A DFT and SERS study of synergistic roles of thermodynamics and kinetics during the electrocatalytic reduction of benzyl chloride at silver cathodes

•Density functional theoretical calculations were used to predict the complex structures of benzyl radical and chloride as well thermodynamic properties for electroreduction reaction of benzyl chloride on silver cathodes.•Surface-enhanced Raman feature of chemisorbed intermediates has a very strong Raman band from the wagging vibration of benzyl radical adsorbed on silver cathodes.•The high electrocatalytic activity of silver cathode arises from the synergetic effect of the thermodynamics and kinetics of the first electron transfer reaction.
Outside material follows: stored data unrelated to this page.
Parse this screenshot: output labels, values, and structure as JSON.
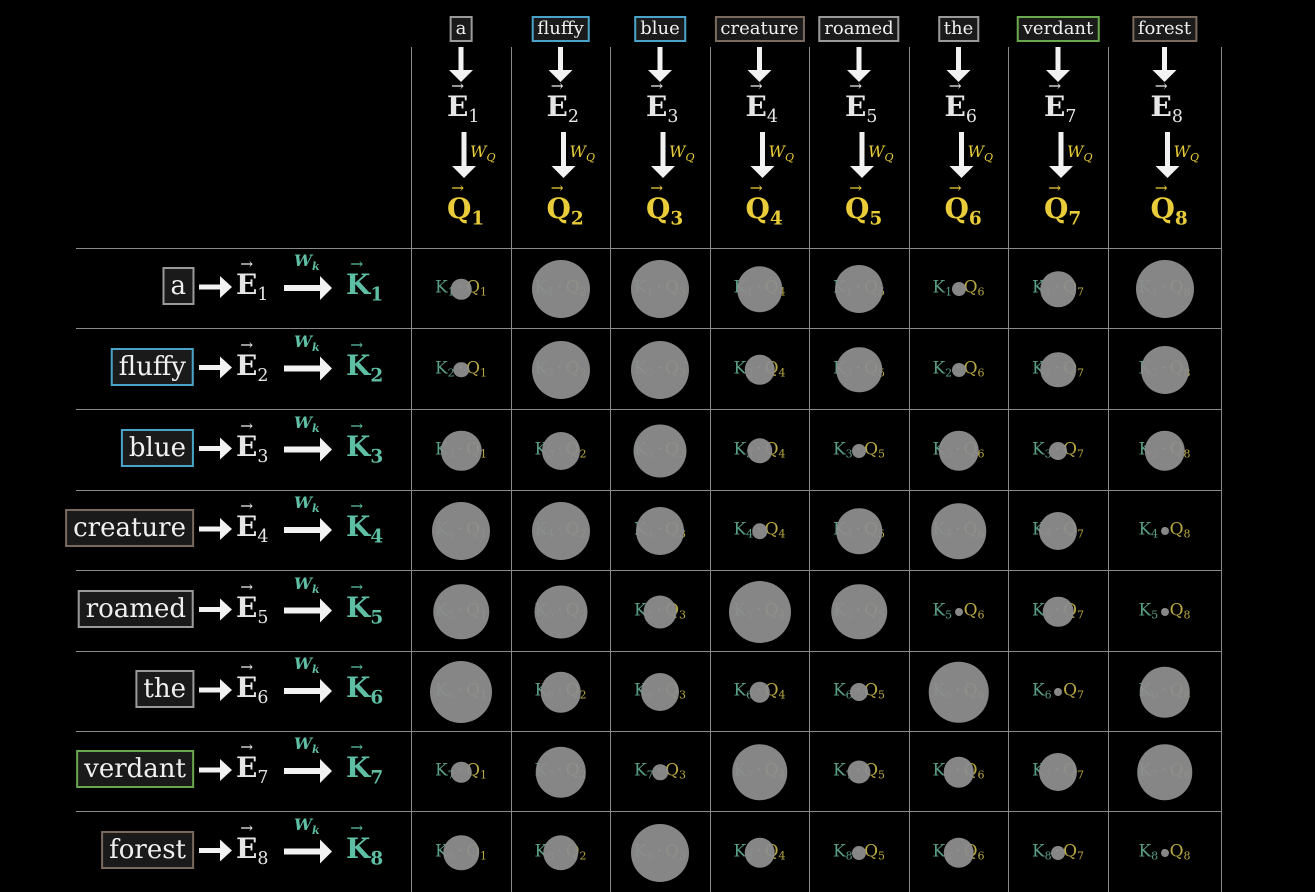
{
  "words": [
    {
      "text": "a",
      "color": "#9a9a9a"
    },
    {
      "text": "fluffy",
      "color": "#4aa3c8"
    },
    {
      "text": "blue",
      "color": "#4aa3c8"
    },
    {
      "text": "creature",
      "color": "#7a6a5e"
    },
    {
      "text": "roamed",
      "color": "#9a9a9a"
    },
    {
      "text": "the",
      "color": "#9a9a9a"
    },
    {
      "text": "verdant",
      "color": "#6aa84f"
    },
    {
      "text": "forest",
      "color": "#7a6a5e"
    }
  ],
  "labels": {
    "embedding_symbol": "E",
    "query_symbol": "Q",
    "key_symbol": "K",
    "query_weight": "W",
    "query_weight_sub": "Q",
    "key_weight": "W",
    "key_weight_sub": "k",
    "dot_operator": "·",
    "indices": [
      "1",
      "2",
      "3",
      "4",
      "5",
      "6",
      "7",
      "8"
    ]
  },
  "colors": {
    "query": "#e8cc3a",
    "key": "#5fbfa5",
    "embedding": "#e6e6e6",
    "dot": "#8d8d8d",
    "grid": "#8a8a8a"
  },
  "attention_weights": [
    [
      0.25,
      1.0,
      1.0,
      0.75,
      0.8,
      0.12,
      0.55,
      1.0
    ],
    [
      0.15,
      1.0,
      1.0,
      0.45,
      0.75,
      0.12,
      0.55,
      0.8
    ],
    [
      0.65,
      0.6,
      0.9,
      0.35,
      0.12,
      0.65,
      0.2,
      0.65
    ],
    [
      1.0,
      1.0,
      0.8,
      0.15,
      0.75,
      0.95,
      0.6,
      0.0
    ],
    [
      0.95,
      0.9,
      0.5,
      1.1,
      0.95,
      0.0,
      0.45,
      0.0
    ],
    [
      1.1,
      0.65,
      0.6,
      0.25,
      0.2,
      1.05,
      0.0,
      0.85
    ],
    [
      0.25,
      0.85,
      0.15,
      0.95,
      0.3,
      0.45,
      0.6,
      0.95
    ],
    [
      0.55,
      0.55,
      1.0,
      0.45,
      0.12,
      0.45,
      0.12,
      0.0
    ]
  ]
}
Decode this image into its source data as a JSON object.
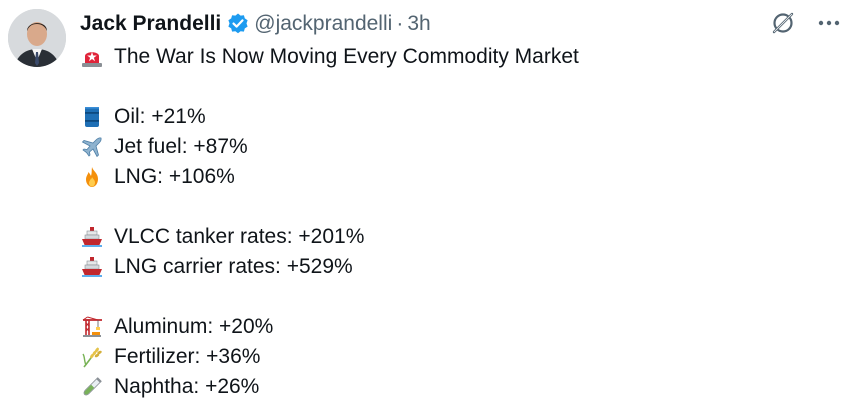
{
  "tweet": {
    "author": {
      "name": "Jack Prandelli",
      "handle": "@jackprandelli",
      "separator": "·",
      "time": "3h"
    },
    "headline": {
      "icon": "rotating-light-icon",
      "text": "The War Is Now Moving Every Commodity Market"
    },
    "groups": [
      {
        "items": [
          {
            "icon": "oil-barrel-icon",
            "text": "Oil: +21%"
          },
          {
            "icon": "airplane-icon",
            "text": "Jet fuel: +87%"
          },
          {
            "icon": "fire-icon",
            "text": "LNG: +106%"
          }
        ]
      },
      {
        "items": [
          {
            "icon": "ship-icon",
            "text": "VLCC tanker rates: +201%"
          },
          {
            "icon": "ship-icon",
            "text": "LNG carrier rates: +529%"
          }
        ]
      },
      {
        "items": [
          {
            "icon": "construction-crane-icon",
            "text": "Aluminum: +20%"
          },
          {
            "icon": "rice-stalk-icon",
            "text": "Fertilizer: +36%"
          },
          {
            "icon": "test-tube-icon",
            "text": "Naphtha: +26%"
          }
        ]
      }
    ]
  },
  "colors": {
    "text": "#0f1419",
    "secondary": "#536471",
    "verified": "#1d9bf0"
  }
}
The reductive cleavage of carbon-halogen bonds is one of the classical model systems of concerted versus non-concerted bond breaking electron transfer in molecular electrochemistry, but most studies did not consider the influence of adsorption of reaction intermediates on this phenomenon. We performed density functional theory (DFT) calculations to understand the electrochemical reduction of benzyl chloride at silver electrodes through predicting the surface adsorption effect of the reactant and of follow-up intermediates and analyzing the energetics of the overall dissociative electron transfer. The ensuing DFT calculations of surface-enhanced Raman spectroscopic (SERS) signals provided some key information for characterizing different surface species at different potentials at the molecular level. The most intense and broad spectral peak observed near 800 cm−1 in the electrochemical SERS was thus assigned to the CH2 wagging vibration closely associated with the co-adsorption of benzyl radical and chlorine. After the dissociation of the C-Cl benzyl chloride bond, the chloride anion adsorbs at the three-fold hollow site on silver electrodes, as indicated by a low vibrational frequency and a weak Raman signal. Conversely, the formed benzyl radical intermediate is found to adsorb at the top site with the characteristic vibrational frequency and strong Raman intensity. DFT calculations further confirmed that the kinetic effect underlying the electrocatalytic activity of silver electrodes is closely associated with the intrinsic energy barrier and the dissociative adsorption state of benzyl radical and chlorine on silver electrodes. Finally, we discuss the fundamental meaning of the kinetic rate constant of the first-step dissociative electron transfer for benzyl chloride on silver electrodes based on the different electron transfer models, indicating the synergistic roles of thermodynamics and kinetics.